Sort in order of increasing contrast. And then, instead of taking the first N contours, as in the “spherical vacuum” example, we select the contours in order of increasing contrast (i.e., influence on the image), until the required volume is reached in the amount of N (plus or minus to the nearest integer description of one circuit). And only the quantized contours already obtained, filled with quantized harmonics, are fed to the “unclamp” and then to the “smart error estimate”, teaching the neural network to make the best use of very intricate and complex patterns between the levels at the outputs and the amount of information that needs to be “fit” ( and at the same time protecting yourself from edge effects of learning for N_{-1}-th output signal).

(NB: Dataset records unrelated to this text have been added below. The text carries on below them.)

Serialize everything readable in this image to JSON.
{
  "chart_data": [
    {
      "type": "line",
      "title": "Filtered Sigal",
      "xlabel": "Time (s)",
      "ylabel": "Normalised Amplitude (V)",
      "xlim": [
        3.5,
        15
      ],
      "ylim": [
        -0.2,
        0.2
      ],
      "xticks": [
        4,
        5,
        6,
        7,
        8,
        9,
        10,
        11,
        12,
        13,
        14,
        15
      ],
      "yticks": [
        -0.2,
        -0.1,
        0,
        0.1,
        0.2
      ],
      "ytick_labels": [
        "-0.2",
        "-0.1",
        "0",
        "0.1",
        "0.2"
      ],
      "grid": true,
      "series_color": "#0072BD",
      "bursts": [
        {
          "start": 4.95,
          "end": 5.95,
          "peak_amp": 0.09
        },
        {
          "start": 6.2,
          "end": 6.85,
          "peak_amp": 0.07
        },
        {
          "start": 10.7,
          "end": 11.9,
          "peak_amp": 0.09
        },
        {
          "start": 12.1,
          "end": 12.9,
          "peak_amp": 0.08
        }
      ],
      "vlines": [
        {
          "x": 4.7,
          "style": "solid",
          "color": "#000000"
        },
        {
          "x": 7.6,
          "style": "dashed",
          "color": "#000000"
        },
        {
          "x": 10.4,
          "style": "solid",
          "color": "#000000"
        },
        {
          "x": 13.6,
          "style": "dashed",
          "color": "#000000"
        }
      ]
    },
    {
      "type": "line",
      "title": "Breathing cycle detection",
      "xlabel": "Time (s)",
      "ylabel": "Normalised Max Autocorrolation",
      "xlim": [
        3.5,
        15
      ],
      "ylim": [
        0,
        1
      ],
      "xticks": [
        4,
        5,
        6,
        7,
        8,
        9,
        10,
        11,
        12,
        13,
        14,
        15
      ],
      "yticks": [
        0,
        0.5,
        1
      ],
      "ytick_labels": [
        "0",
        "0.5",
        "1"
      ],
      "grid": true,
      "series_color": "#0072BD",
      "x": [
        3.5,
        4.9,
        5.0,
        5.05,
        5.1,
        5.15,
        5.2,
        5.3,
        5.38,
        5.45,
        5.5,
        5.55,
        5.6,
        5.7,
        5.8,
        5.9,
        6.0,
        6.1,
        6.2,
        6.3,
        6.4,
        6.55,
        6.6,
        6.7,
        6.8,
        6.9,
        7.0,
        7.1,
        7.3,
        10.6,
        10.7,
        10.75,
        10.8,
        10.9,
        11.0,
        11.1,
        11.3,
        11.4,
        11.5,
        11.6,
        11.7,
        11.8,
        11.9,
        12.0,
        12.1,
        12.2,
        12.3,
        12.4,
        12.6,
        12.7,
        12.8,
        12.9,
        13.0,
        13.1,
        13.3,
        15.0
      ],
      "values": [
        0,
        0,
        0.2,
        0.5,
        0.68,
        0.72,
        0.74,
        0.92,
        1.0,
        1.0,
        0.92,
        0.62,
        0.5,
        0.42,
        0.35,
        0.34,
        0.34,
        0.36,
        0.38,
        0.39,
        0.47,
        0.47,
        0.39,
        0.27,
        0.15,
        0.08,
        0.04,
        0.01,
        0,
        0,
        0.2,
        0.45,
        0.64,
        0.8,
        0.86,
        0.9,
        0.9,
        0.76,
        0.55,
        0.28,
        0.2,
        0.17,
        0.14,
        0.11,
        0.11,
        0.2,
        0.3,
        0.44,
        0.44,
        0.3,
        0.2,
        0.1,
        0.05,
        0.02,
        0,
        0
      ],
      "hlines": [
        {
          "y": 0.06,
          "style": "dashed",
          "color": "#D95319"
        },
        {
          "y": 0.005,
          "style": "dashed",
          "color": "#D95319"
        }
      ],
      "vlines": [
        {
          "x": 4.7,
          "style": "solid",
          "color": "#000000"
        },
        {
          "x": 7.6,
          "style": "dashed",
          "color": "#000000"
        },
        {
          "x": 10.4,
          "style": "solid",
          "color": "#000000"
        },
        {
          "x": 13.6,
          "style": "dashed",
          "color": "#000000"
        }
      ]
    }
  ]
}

As is easy to see, this is very different from the general case above. The space of output parameters is rigidly divided into regions (the maximum number of which should cover the highest compression quality of the most complex image), where each region is divided into a contour encoded in one way or another (the number of signals allocated for this corresponds to the most complex contour) and harmonic coefficients ( also corresponding to the worst case). The total number of outputs will surely turn out to be comparable to the number of inputs, but since the cases where everything simultaneously proceeds according to the worst scenario are degenerate or completely impossible in principle, this should not be embarrassing, because after quantization, sorting and discarding the least contrasting (I assume that in this case it is better to ignore the size of the area altogether, so that the importance of small and large details is determined by the neural network itself) – the number of “survivors” will dry out by a couple of orders of magnitude. And even more – if the “nightmare” codec does not show a high compression ratio, any workable result is already very indicative in terms of the ability of neural networks to own the most terrible ways of encoding an image.

Thus, if someone knows the issues of “smart” error estimation much better than I do, and in addition can imagine the principles by which it is possible to describe the contours in a way accessible to the neural network (and even so that they can be quantized with a “roughening” of the contour ) — I wish good luck to this brave naturalist.

And if someone from those who dealt with fractal compression, these considerations led to similar thoughts in their diocese, I give them the rostrum.

Criticism is welcome (except for pointing out that all this is nothing more than an acrobatic imhonautics competition on uneven bars, because this circumstance is already known and listed in “known bugs”, there is no point in repeating it). Operational criticism is especially welcome, before it is too late to correct ashypki, ochpeyatki and incorrect use of terminology.